Unlike traditional caching, which requires duplicating storage resources and flushing writes to the back-end storage, distributed storage tiering promises both higher application performance and lower storage costs. The server owns the data and the bulk of the I/O processing, reducing SAN performance requirements and stretching your SAN dollar.
The price of these benefits is, per usual, increased complexity. We'll learn more about the promise and challenges of distributed storage tiering as EMC's Project Lightning and other vendor initiatives come to light. --Doug Dineley
Two years ago we picked MapReduce as the top emerging enterprise technology, mainly because it promised something entirely new: analysis of huge quantities of unstructured (or semi-structured) data such as log files and Web clickstreams using commodity hardware and/or public cloud services. Over the past two years, Apache Hadoop, the leading open source implementation of MapReduce, has found its way into products and services offered by Amazon, EMC, IBM, Informatica, Microsoft, NetApp, Oracle, and SAP -- not to mention scores of startups.
Hadoop breaks new ground by enabling businesses to deploy clusters of commodity servers to crunch through many terabytes of unstructured data -- simply to discover interesting patterns to explore, rather than to start with formal business intelligence objectives. But it must be remembered that Hadoop is basically a software framework on top of a distributed file system. Programs must be written to process Hadoop jobs, developers need to understand Hadoop's structure, and data analysts face a learning curve in determining how to use Hadoop effectively.
Early on, tools were developed to make exploiting Hadoop easier for developers. Apache Hive provides SQL programmers with a familiar SQL-like language called HiveQL for ad hoc queries and big data analysis. And Apache Pig offers a high-level language for creating data analysis programs that are parallel in nature, often a requirement for large processing jobs.
IBM was among the first to provide tools on top of Hadoop that let analysts extract value almost right away. Its InfoSphere BigInsights suite includes BigSheets, which enables users to explore data and build processing jobs without writing code, all using a spreadsheetlike interface.
And Hadoop solutions from startups are popping up everywhere. Cloudera, Hortonworks, and MapR combine their own Hadoop distros with enterprise-oriented management tools. Karmasphere Studio is a specialized IDE that allows developers to prototype, develop, debug, and monitor Hadoop jobs, while Karmasphere Analyst is a GUI tool that enables data analysts to generate SQL queries for Hadoop data sets and view the output in charts and graphs. Another startup, Datameer, offers Datameer Analytics Solution, which also sports a spreadsheet-style user interface.
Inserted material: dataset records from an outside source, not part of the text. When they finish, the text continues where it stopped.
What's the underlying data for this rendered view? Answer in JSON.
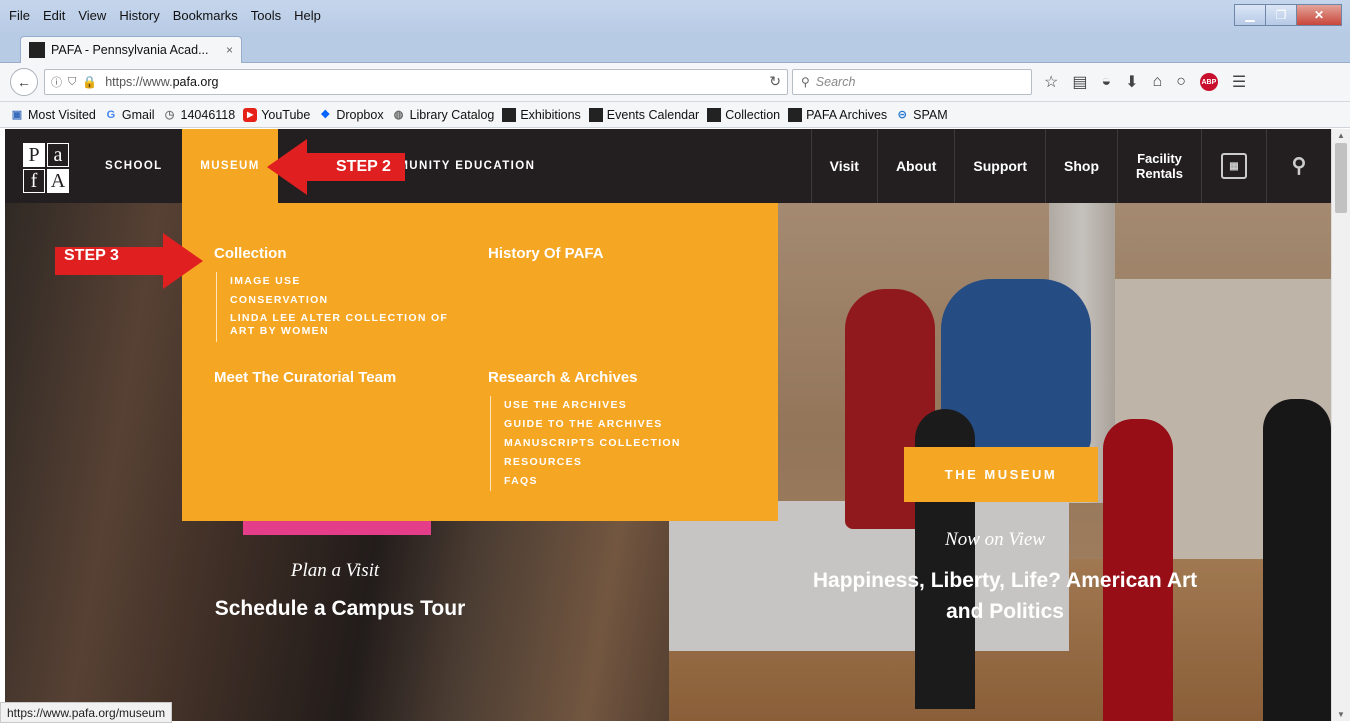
{
  "browser": {
    "menu": [
      "File",
      "Edit",
      "View",
      "History",
      "Bookmarks",
      "Tools",
      "Help"
    ],
    "tab_title": "PAFA - Pennsylvania Acad...",
    "tab_close": "×",
    "new_tab": "+",
    "url_prefix": "https://www.",
    "url_domain": "pafa.org",
    "search_placeholder": "Search",
    "bookmarks": [
      {
        "label": "Most Visited",
        "icon": "most-visited-icon"
      },
      {
        "label": "Gmail",
        "icon": "google-icon"
      },
      {
        "label": "14046118",
        "icon": "clock-icon"
      },
      {
        "label": "YouTube",
        "icon": "youtube-icon"
      },
      {
        "label": "Dropbox",
        "icon": "dropbox-icon"
      },
      {
        "label": "Library Catalog",
        "icon": "globe-icon"
      },
      {
        "label": "Exhibitions",
        "icon": "pafa-icon"
      },
      {
        "label": "Events Calendar",
        "icon": "pafa-icon"
      },
      {
        "label": "Collection",
        "icon": "pafa-icon"
      },
      {
        "label": "PAFA Archives",
        "icon": "pafa-icon"
      },
      {
        "label": "SPAM",
        "icon": "spam-icon"
      }
    ],
    "status_url": "https://www.pafa.org/museum"
  },
  "site": {
    "nav_left": {
      "school": "SCHOOL",
      "museum": "MUSEUM",
      "community": "OMMUNITY EDUCATION"
    },
    "nav_right": {
      "visit": "Visit",
      "about": "About",
      "support": "Support",
      "shop": "Shop",
      "facility_1": "Facility",
      "facility_2": "Rentals"
    },
    "dropdown": {
      "collection": {
        "title": "Collection",
        "items": [
          "IMAGE USE",
          "CONSERVATION",
          "LINDA LEE ALTER COLLECTION OF ART BY WOMEN"
        ]
      },
      "curatorial": {
        "title": "Meet The Curatorial Team"
      },
      "history": {
        "title": "History Of PAFA"
      },
      "research": {
        "title": "Research & Archives",
        "items": [
          "USE THE ARCHIVES",
          "GUIDE TO THE ARCHIVES",
          "MANUSCRIPTS COLLECTION",
          "RESOURCES",
          "FAQS"
        ]
      }
    },
    "hero": {
      "museum_badge": "THE MUSEUM",
      "now_on_view": "Now on View",
      "exhibition_line1": "Happiness, Liberty, Life? American Art",
      "exhibition_line2": "and Politics",
      "plan_visit": "Plan a Visit",
      "campus_tour": "Schedule a Campus Tour"
    }
  },
  "annotations": {
    "step2": "STEP 2",
    "step3": "STEP 3"
  },
  "colors": {
    "accent": "#f5a623",
    "nav_bg": "#231f20",
    "arrow": "#e02020",
    "pink": "#e43d8a"
  }
}
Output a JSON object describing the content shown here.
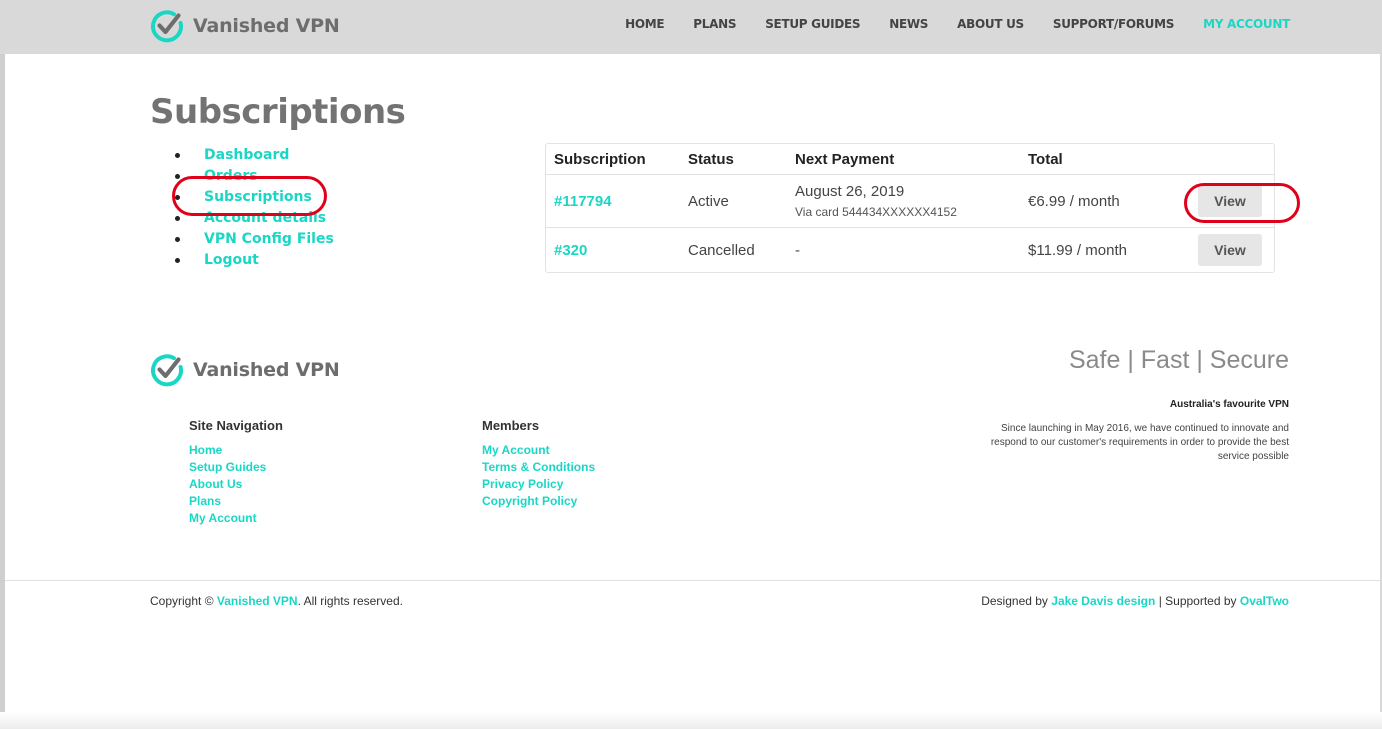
{
  "brand": {
    "name": "Vanished VPN",
    "accent_color": "#1ad7c5",
    "logo_icon": "check-circle-icon"
  },
  "nav": {
    "items": [
      {
        "label": "HOME",
        "active": false
      },
      {
        "label": "PLANS",
        "active": false
      },
      {
        "label": "SETUP GUIDES",
        "active": false
      },
      {
        "label": "NEWS",
        "active": false
      },
      {
        "label": "ABOUT US",
        "active": false
      },
      {
        "label": "SUPPORT/FORUMS",
        "active": false
      },
      {
        "label": "MY ACCOUNT",
        "active": true
      }
    ]
  },
  "page": {
    "title": "Subscriptions"
  },
  "account_menu": {
    "items": [
      {
        "label": "Dashboard"
      },
      {
        "label": "Orders"
      },
      {
        "label": "Subscriptions"
      },
      {
        "label": "Account details"
      },
      {
        "label": "VPN Config Files"
      },
      {
        "label": "Logout"
      }
    ]
  },
  "subscriptions": {
    "columns": [
      "Subscription",
      "Status",
      "Next Payment",
      "Total"
    ],
    "rows": [
      {
        "id": "#117794",
        "status": "Active",
        "next_payment": "August 26, 2019",
        "payment_note": "Via card 544434XXXXXX4152",
        "total": "€6.99 / month",
        "action": "View"
      },
      {
        "id": "#320",
        "status": "Cancelled",
        "next_payment": "-",
        "payment_note": "",
        "total": "$11.99 / month",
        "action": "View"
      }
    ]
  },
  "annotations": {
    "highlight_color": "#e0001a"
  },
  "footer": {
    "tagline": "Safe | Fast | Secure",
    "site_nav": {
      "title": "Site Navigation",
      "links": [
        "Home",
        "Setup Guides",
        "About Us",
        "Plans",
        "My Account"
      ]
    },
    "members": {
      "title": "Members",
      "links": [
        "My Account",
        "Terms & Conditions",
        "Privacy Policy",
        "Copyright Policy"
      ]
    },
    "favourite": "Australia's favourite VPN",
    "about": "Since launching in May 2016, we have continued to innovate and respond to our customer's requirements in order to provide the best service possible",
    "copyright_prefix": "Copyright ©",
    "copyright_brand": "Vanished VPN",
    "copyright_suffix": ". All rights reserved.",
    "designed_prefix": "Designed by",
    "designer": "Jake Davis design",
    "supported_prefix": "| Supported by",
    "supporter": "OvalTwo"
  }
}
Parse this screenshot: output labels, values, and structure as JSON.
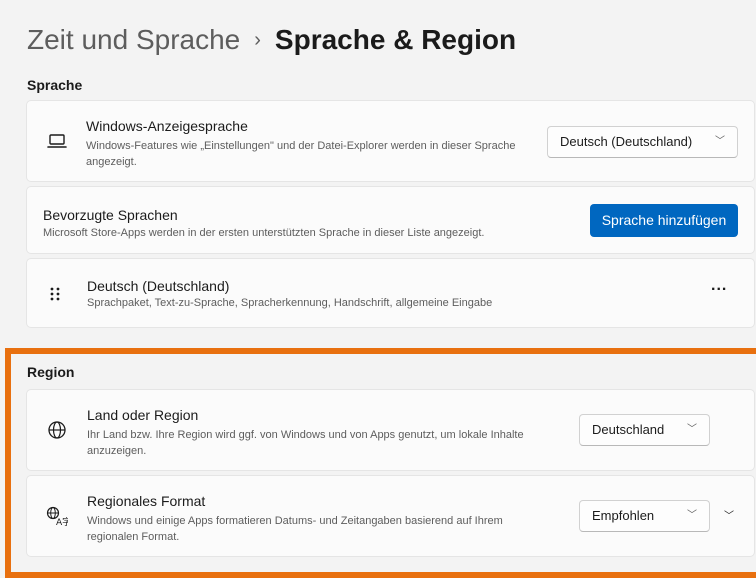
{
  "breadcrumb": {
    "parent": "Zeit und Sprache",
    "separator": "›",
    "current": "Sprache & Region"
  },
  "sections": {
    "language": "Sprache",
    "region": "Region"
  },
  "display_language": {
    "icon": "laptop-icon",
    "title": "Windows-Anzeigesprache",
    "description": "Windows-Features wie „Einstellungen\" und der Datei-Explorer werden in dieser Sprache angezeigt.",
    "value": "Deutsch (Deutschland)"
  },
  "preferred_languages": {
    "title": "Bevorzugte Sprachen",
    "description": "Microsoft Store-Apps werden in der ersten unterstützten Sprache in dieser Liste angezeigt.",
    "add_button": "Sprache hinzufügen"
  },
  "language_item": {
    "icon": "drag-handle-icon",
    "title": "Deutsch (Deutschland)",
    "description": "Sprachpaket, Text-zu-Sprache, Spracherkennung, Handschrift, allgemeine Eingabe",
    "more": "..."
  },
  "country": {
    "icon": "globe-icon",
    "title": "Land oder Region",
    "description": "Ihr Land bzw. Ihre Region wird ggf. von Windows und von Apps genutzt, um lokale Inhalte anzuzeigen.",
    "value": "Deutschland"
  },
  "regional_format": {
    "icon": "language-format-icon",
    "title": "Regionales Format",
    "description": "Windows und einige Apps formatieren Datums- und Zeitangaben basierend auf Ihrem regionalen Format.",
    "value": "Empfohlen"
  },
  "colors": {
    "accent": "#0067c0",
    "highlight": "#e8700f"
  }
}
Where will this all lead? As Hadoop solutions proliferate, businesses will have access to unprecedented insight derived from unstructured data -- in order to predict the behavior of Web customers, optimize workflows, and with the aid of data visualization tools, discover patterns in everything from medical histories to common search terms. The best thing about the new wave of Hadoop analytics is that we're only beginning to discover where it may lead. --Eric Knorr
Apple and Microsoft may have wildly different strategies, but they agree on one thing: It's time to say good-bye to single-user environments, where each PC or other device is a separate island from the rest of the user's computing world. In fact, both companies are moving to a cloud-enabled fabric of user activities spread across devices and applications.
In October, Apple's iOS 5 debuted alongside iCloud, a cloud-based syncing service that keeps bookmarks, documents, photos, and "key value" data (such as state information) in sync across a user's iOS devices, Macs, and -- to a lesser extent -- Windows PCs. Microsoft's forthcoming Windows 8 takes the concept even further, keeping not just data but application state in sync across Windows 8 PCs and tablets and probably Windows Phone smartphones; as you pick up a device, whatever you were working on with any other device is ready for you to continue with your activity.